Crunching the numbers from the Utah Department of Health, Erin Clouse, the University of Utah Health strategic engagement manager, said COVID-19 data shows the state’s positivity rate is higher than it was at this time last July.
“We’re not masking, big concerts, big get-togethers, no social distancing,” she said. “The difference between now and a year ago is everyone was kind of hunkering down. Now we have a more transmissible variant. Very few people now, when I go out, are practicing these basic masking, distancing, staying home.”
As of Monday, nearly 45% of Utah’s eligible population, are not fully vaccinated, according to UDOH data.
If cases continue to climb, health experts said a fourth wave of the virus is possible, and it would likely target the unvaccinated.
“The virus is hungry, the only way it lives is by attaching to a human being and replicating,” Dr. Bishop said. “There are folks who are still unimmunized, and they are just fair game for this really nasty virus.”
“Unfortunately, there’s an epidemic of unvaccinated people now, because most of the people who’ve already been vaccinated are going to be fairly well protected,” Dr. May said. “Not that you can’t get COVID once you’re vaccinated, but it’s a lot less likely and usually a lot less severe.”

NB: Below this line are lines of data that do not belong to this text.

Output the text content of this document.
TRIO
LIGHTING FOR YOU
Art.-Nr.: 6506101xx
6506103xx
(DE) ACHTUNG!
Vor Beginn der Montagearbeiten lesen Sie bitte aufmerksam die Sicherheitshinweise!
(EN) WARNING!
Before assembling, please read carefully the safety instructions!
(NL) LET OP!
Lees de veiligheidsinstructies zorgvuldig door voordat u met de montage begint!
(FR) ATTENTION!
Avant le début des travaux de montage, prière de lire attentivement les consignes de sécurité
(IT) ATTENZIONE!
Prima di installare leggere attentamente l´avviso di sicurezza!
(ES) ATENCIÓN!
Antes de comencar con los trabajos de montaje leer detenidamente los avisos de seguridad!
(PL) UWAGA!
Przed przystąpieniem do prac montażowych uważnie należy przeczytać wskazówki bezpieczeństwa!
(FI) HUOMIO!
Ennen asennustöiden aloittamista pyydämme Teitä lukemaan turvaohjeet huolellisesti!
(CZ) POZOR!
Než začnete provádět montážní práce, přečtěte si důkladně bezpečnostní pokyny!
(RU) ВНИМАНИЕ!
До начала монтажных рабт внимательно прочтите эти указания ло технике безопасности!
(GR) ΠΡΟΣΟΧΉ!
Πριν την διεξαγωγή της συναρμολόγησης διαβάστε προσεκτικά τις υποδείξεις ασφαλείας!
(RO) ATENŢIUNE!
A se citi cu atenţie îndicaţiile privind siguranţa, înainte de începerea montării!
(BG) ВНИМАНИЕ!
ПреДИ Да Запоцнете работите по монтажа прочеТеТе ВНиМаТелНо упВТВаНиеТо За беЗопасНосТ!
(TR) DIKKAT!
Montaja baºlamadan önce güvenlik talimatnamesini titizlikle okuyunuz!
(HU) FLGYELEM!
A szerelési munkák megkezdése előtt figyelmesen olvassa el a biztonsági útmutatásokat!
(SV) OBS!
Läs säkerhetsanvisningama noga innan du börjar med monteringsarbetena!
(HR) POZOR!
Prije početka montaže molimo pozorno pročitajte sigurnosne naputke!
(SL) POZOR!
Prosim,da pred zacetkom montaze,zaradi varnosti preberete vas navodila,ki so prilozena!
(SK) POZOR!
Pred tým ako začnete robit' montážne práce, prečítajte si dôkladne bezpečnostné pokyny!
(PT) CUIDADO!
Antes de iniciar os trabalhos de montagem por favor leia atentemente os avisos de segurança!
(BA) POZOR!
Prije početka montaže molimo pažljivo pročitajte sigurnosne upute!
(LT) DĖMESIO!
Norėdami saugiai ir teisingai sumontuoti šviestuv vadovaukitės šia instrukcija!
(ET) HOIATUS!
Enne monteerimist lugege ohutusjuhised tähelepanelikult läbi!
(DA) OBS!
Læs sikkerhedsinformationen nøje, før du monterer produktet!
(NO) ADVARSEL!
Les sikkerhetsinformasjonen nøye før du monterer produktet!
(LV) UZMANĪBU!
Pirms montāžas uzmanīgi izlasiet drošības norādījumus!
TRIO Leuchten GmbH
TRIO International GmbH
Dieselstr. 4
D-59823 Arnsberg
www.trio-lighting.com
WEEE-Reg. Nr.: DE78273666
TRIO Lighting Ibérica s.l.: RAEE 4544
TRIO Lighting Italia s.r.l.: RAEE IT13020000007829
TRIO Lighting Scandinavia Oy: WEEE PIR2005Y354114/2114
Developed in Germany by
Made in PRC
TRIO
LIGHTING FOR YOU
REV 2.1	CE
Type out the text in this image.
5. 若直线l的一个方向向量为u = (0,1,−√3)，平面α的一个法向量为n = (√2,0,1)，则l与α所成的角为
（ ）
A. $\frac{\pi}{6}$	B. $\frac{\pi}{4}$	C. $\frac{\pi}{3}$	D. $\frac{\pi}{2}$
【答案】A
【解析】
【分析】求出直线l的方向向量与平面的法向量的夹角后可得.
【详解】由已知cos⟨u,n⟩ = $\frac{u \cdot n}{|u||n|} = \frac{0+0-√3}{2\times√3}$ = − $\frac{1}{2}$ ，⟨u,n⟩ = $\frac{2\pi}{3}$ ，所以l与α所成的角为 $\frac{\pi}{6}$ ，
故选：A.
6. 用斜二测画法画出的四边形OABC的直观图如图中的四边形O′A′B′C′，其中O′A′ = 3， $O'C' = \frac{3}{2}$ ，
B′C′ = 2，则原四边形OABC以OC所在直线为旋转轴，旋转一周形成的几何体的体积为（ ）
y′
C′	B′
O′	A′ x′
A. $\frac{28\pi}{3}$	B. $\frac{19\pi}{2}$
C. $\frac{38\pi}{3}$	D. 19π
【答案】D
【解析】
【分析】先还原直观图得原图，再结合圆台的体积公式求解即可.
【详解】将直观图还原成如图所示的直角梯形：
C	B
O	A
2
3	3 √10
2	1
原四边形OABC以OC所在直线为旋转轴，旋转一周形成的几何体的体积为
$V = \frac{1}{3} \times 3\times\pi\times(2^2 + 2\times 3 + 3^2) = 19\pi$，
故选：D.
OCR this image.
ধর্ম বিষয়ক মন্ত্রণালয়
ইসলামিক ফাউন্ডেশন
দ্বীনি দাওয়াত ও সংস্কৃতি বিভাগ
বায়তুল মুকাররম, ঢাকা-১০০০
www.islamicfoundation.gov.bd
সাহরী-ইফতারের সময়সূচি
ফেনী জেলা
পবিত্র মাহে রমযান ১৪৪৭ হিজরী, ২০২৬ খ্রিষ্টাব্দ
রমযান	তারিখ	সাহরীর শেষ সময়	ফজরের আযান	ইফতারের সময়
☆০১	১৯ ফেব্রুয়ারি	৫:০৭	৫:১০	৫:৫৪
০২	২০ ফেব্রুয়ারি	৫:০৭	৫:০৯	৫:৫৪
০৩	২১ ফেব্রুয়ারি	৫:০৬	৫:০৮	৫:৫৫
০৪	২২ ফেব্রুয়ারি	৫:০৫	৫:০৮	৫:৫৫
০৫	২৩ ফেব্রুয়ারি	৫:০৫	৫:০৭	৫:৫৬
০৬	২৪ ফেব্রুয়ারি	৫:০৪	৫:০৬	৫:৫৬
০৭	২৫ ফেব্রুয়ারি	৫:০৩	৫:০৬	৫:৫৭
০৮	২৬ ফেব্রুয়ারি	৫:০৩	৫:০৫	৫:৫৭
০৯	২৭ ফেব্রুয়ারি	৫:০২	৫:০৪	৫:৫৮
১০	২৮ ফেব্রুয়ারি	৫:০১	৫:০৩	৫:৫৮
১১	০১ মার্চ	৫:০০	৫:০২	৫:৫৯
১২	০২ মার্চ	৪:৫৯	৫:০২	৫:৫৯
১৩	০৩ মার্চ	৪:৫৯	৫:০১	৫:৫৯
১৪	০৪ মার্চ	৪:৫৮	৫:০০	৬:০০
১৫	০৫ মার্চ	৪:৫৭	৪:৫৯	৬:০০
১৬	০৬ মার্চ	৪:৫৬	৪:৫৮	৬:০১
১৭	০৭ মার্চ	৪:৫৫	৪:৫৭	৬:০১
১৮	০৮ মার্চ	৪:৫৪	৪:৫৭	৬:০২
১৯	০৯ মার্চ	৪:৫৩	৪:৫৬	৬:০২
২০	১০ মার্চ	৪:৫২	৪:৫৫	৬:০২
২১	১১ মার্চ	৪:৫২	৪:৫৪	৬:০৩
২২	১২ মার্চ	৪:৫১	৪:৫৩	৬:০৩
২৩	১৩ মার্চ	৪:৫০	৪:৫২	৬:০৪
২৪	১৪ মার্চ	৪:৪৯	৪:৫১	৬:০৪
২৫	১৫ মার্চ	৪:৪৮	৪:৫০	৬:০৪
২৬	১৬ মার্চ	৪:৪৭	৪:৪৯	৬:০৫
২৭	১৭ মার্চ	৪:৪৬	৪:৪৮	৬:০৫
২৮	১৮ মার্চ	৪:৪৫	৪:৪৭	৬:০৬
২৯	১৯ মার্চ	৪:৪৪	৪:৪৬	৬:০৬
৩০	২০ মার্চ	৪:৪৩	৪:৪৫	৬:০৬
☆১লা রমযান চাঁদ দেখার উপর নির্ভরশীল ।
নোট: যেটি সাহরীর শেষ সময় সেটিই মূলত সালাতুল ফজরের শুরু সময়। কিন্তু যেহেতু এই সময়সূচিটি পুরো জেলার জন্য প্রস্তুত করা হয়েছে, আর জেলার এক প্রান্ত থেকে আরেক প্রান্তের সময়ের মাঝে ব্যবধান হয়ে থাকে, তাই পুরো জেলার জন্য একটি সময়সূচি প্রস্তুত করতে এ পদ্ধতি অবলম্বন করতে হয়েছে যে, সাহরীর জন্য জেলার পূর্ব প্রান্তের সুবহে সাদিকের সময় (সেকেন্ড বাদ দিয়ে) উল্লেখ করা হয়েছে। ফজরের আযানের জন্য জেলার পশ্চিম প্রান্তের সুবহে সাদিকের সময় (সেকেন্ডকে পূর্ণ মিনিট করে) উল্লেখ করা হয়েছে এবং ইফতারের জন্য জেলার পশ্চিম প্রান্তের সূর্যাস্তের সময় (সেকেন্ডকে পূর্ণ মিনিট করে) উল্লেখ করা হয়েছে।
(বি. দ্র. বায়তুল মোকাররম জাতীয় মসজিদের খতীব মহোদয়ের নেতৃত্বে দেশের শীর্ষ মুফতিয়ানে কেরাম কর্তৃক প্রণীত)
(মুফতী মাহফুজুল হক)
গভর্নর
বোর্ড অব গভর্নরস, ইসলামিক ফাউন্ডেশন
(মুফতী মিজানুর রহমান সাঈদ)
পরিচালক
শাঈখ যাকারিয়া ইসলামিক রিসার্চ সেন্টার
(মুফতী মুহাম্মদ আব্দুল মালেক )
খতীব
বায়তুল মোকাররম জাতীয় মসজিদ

“It’s a wait and see, but right now, with the positivity rate going up so quickly, it’s definitely in the realm of possibility we could see another wave,” Clouse said.
If trends continue like they did last year, Clouse said she’s concerned, as schools welcome students back to the classroom.
“We saw a big uptick after schools opened, this is that step right before that, and we’re actually at a higher positivity rate than we did last year at the same time,” she said.
While the future of the pandemic is not entirely clear, our local experts encourage each of us to do our part and get the shot.
While the vaccines are not 100% effective at preventing COVID-19, Clouse said data shows more vaccinated individuals (breakthrough cases) are also on the rise.
“The vaccine isn’t perfect, and the more people who have COVID out in the public, the more likely it is we’re going to see these breakthrough cases,” she said.